Politikus Gerindra Mempertanyakan Gelar Pahlawan untuk Soeharto, Ungkap Alasan Ini!

DEMOCRAZY.ID – Politikus Partai Gerindra sekaligus mantan aktivis 1998, Pius Lustrilanang, menulis refleksi tajam menanggapi wacana pemberian gelar Pahlawan Nasional kepada Presiden Soeharto.

Dalam tulisannya berjudul “Jika Soeharto Jadi Pahlawan, Lalu Kami Ini Siapa?”, Pius mengungkapkan kegelisahan batinnya sebagai salah satu korban penculikan dan penghilangan paksa pada masa akhir Orde Baru.

“Setiap kali wacana pemberian gelar pahlawan kepada Soeharto kembali dihembuskan, dada saya terasa sesak,” tulis Pius, Senin (10/11/2025).

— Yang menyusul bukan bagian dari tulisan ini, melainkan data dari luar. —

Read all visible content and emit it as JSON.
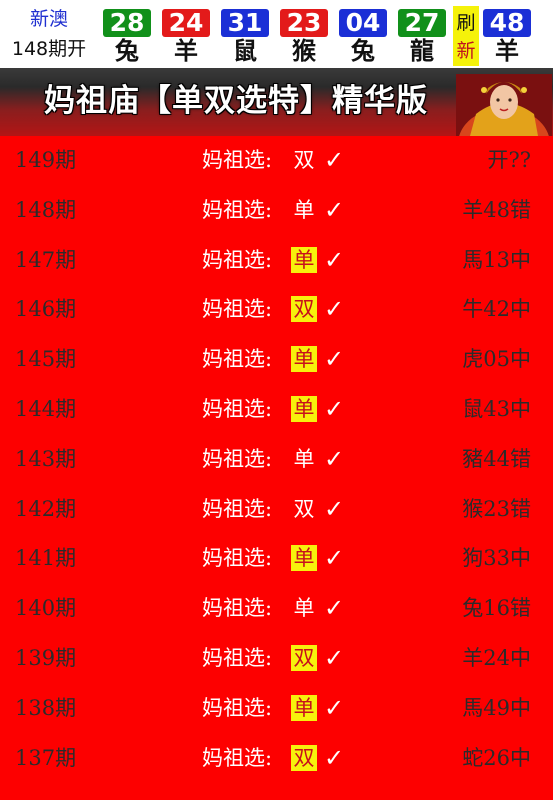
{
  "header": {
    "region": "新澳",
    "issue": "148期开",
    "balls": [
      {
        "number": "28",
        "zodiac": "兔",
        "color": "#11901a"
      },
      {
        "number": "24",
        "zodiac": "羊",
        "color": "#e31a1a"
      },
      {
        "number": "31",
        "zodiac": "鼠",
        "color": "#1b2fd6"
      },
      {
        "number": "23",
        "zodiac": "猴",
        "color": "#e31a1a"
      },
      {
        "number": "04",
        "zodiac": "兔",
        "color": "#1b2fd6"
      },
      {
        "number": "27",
        "zodiac": "龍",
        "color": "#11901a"
      }
    ],
    "refresh": {
      "line1": "刷",
      "line2": "新"
    },
    "special": {
      "number": "48",
      "zodiac": "羊",
      "color": "#1b2fd6"
    }
  },
  "banner": {
    "title": "妈祖庙【单双选特】精华版"
  },
  "pick_label": "妈祖选:",
  "check_mark": "✓",
  "rows": [
    {
      "period": "149期",
      "pick": "双",
      "highlight": false,
      "result": "开??"
    },
    {
      "period": "148期",
      "pick": "单",
      "highlight": false,
      "result": "羊48错"
    },
    {
      "period": "147期",
      "pick": "单",
      "highlight": true,
      "result": "馬13中"
    },
    {
      "period": "146期",
      "pick": "双",
      "highlight": true,
      "result": "牛42中"
    },
    {
      "period": "145期",
      "pick": "单",
      "highlight": true,
      "result": "虎05中"
    },
    {
      "period": "144期",
      "pick": "单",
      "highlight": true,
      "result": "鼠43中"
    },
    {
      "period": "143期",
      "pick": "单",
      "highlight": false,
      "result": "豬44错"
    },
    {
      "period": "142期",
      "pick": "双",
      "highlight": false,
      "result": "猴23错"
    },
    {
      "period": "141期",
      "pick": "单",
      "highlight": true,
      "result": "狗33中"
    },
    {
      "period": "140期",
      "pick": "单",
      "highlight": false,
      "result": "兔16错"
    },
    {
      "period": "139期",
      "pick": "双",
      "highlight": true,
      "result": "羊24中"
    },
    {
      "period": "138期",
      "pick": "单",
      "highlight": true,
      "result": "馬49中"
    },
    {
      "period": "137期",
      "pick": "双",
      "highlight": true,
      "result": "蛇26中"
    }
  ],
  "colors": {
    "list_background": "#fd0000",
    "highlight_background": "#f7f10c",
    "highlight_text": "#c8101c",
    "refresh_background": "#f5f20a"
  }
}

“Jika Soeharto diangkat jadi pahlawan, lalu kami ini siapa? Kami yang dulu diculik, disiksa, dibungkam, dan dituduh makar hanya karena menuntut demokrasi — apakah kami harus menulis ulang sejarah kami sendiri sebagai pengkhianat republik?”

Mantan Anggota Badan Pemeriksa Keuangan (BPK) itu menegaskan bahwa luka masa lalu para aktivis belum pernah benar-benar diakui negara.

Ia mengingatkan bahwa laporan Komnas HAM tahun 2006 telah menyatakan kasus penculikan dan penghilangan paksa aktivis 1997–1998 sebagai pelanggaran HAM berat.

Namun hingga kini, negara belum pernah menyampaikan permintaan maaf resmi maupun menuntaskan kasus tersebut.

“Kami tidak menuntut balas, hanya kebenaran. Kami tidak ingin gelar, hanya pengakuan bahwa apa yang kami perjuangkan bukan kesalahan,” tegas Pius.

Pius menilai, rekonsiliasi sejati tidak bisa dilakukan dengan menghapus dosa tanpa pengakuan kesalahan.

Bangsa, menurutnya, tidak akan pernah sembuh jika menabur bunga di atas luka yang belum tertutup.

“Saya tidak menolak rekonsiliasi. Tapi rekonsiliasi sejati hanya mungkin lahir dari kejujuran,” tulisnya.

Dalam pandangannya, Soeharto memang tokoh besar, tetapi pahlawan nasional seharusnya mencerminkan teladan moral, bukan sekadar keberhasilan politik dan ekonomi.

“Pahlawan adalah teladan moral yang memberi ruang bagi kebebasan berpikir, bukan yang menakutinya. Bila Soeharto diangkat jadi pahlawan tanpa evaluasi moral, bangsa ini sedang memutihkan kekuasaan dengan tinta amnesia,” ujar Pius.

Ia menutup tulisannya dengan peringatan agar bangsa Indonesia tidak kehilangan arah dalam memahami sejarah dan makna keadilan.

“Soeharto mungkin tokoh besar. Tapi sampai bangsa ini berani menatap sejarah dengan jujur, gelar ‘pahlawan’ akan terdengar lebih seperti ironi daripada penghargaan,” pungkasnya.